There can be no solution to corporate control of governments without some form of control over the size of these institutions, and the amount of influence over the markets & government (daily, as well as overall) that they are able to exert.
It would be interesting to know whether the public, in general, recognizes this influence, and to what degree.
Our economy is made up of so many variables. No one person, party or business to blame; it is a combination of things, but the insanity that developed when banks were forced to lend money to people that could not afford homes was the catalyst. I truly believe that credit became too easy to obtain. Credit was once a privilege; if you had good credit, you were offered a credit card. Now credit is what you have if you don’t have any money. The mortgage crisis broke the camel’s back and the amount of debt that Americans have accrued created a disaster; there are too many people living from paycheck to paycheck and from credit card to credit card. The banking industry lost focus when age old policies of lending only to people that could pay back a loan were voilated; adjustable rate mortgages became all the rage. Interest rates were low for too long and the market bubble grew. Banks became creative and tried to make a profit off of these potentially bad loans by packaging them and selling them. That was when the “exotic instruments” were born; the market, whose job is to make money, found ways to make money off of the bad credit industry. Then the bubble burst. Now, we are in trouble. Whose fault is it? There is plenty of blame to go around. Is anyone else out there as tired of the finger-pointing as I am? Politicians are at the root of the problem and some of the very ones pointing the finger were part of the problem. Our politicians need to stop playing political games with the crisis and let everyone calm down; stop proclaiming that we are on the verge of another great depression. Lets stop and take a deep breath; we’ve had several years of high living, now we have to pay the price. It is not going to be easy and there is no easy fix.

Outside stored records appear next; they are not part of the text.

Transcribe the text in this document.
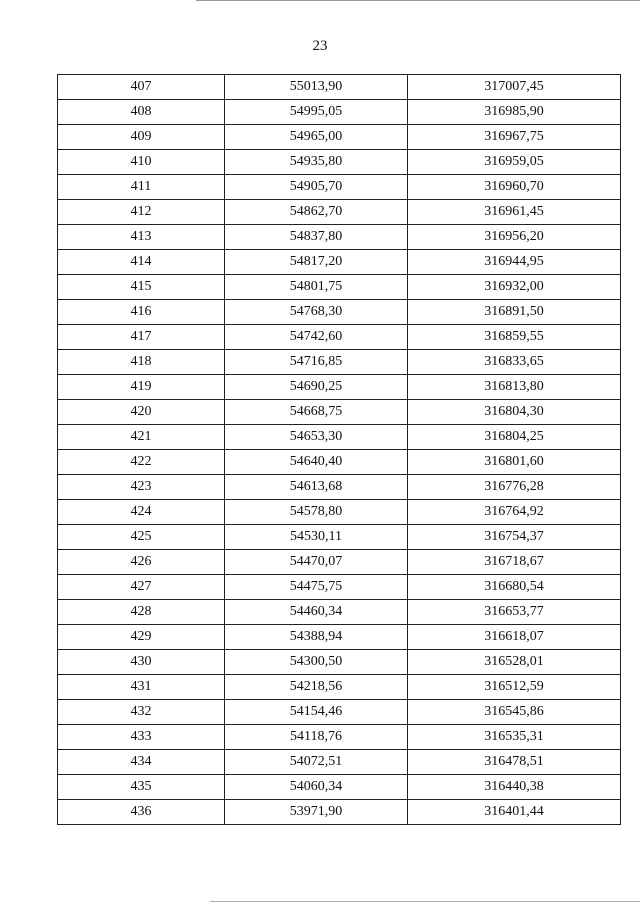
23
407	55013,90	317007,45
408	54995,05	316985,90
409	54965,00	316967,75
410	54935,80	316959,05
411	54905,70	316960,70
412	54862,70	316961,45
413	54837,80	316956,20
414	54817,20	316944,95
415	54801,75	316932,00
416	54768,30	316891,50
417	54742,60	316859,55
418	54716,85	316833,65
419	54690,25	316813,80
420	54668,75	316804,30
421	54653,30	316804,25
422	54640,40	316801,60
423	54613,68	316776,28
424	54578,80	316764,92
425	54530,11	316754,37
426	54470,07	316718,67
427	54475,75	316680,54
428	54460,34	316653,77
429	54388,94	316618,07
430	54300,50	316528,01
431	54218,56	316512,59
432	54154,46	316545,86
433	54118,76	316535,31
434	54072,51	316478,51
435	54060,34	316440,38
436	53971,90	316401,44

The less the government has a hand in the economy, the less culpable it is.
The more the government has its hand in the economy, the more culpable it is.
The contemporary government is responsible, not “the previous administration” or “the other party” or “that President back so-many-number-of Presidents ago” – but the current, sitting government, the Senators, Congressanians, President, and where they are involved the Justices.
That’s understandable, given that today their political morality rivals that of Boss Tweed.
The entire responsibility for the current economic condition falls on government regulations whether they are called “deregulations” or not. The so-called deregulations were actually new regulations that encouraged lending institutions to ignore their responsibility to maintain a profitable, viable business. Even the more responsible lending institutions that attempted to resist approving loans that had been customarily being denied in the past because of questionable ability to repay or risky locations could not continue denying those loan applications because they had more aggressive competitors who would not hesitate to chance the increased risk in light of promises by the government to make them whole in the event of default. The condition worsened after nearly the entire industry became involved and more guarantees from quasi-government guarantors like Fanny Mae and Freddie Mac… and lately from the FDIC were made. All this on top of regulations that encourage and remove the negative consequences of increasing fractional reserve banking accompanied by artificially manipulated unreasonably low interest rates — add up to a monetary system designed to fail.
When a government sets out to remove the consequences of risk, most business’ and individuals will take risks they wouldn’t ordinarily think of as rational. Who can blame them?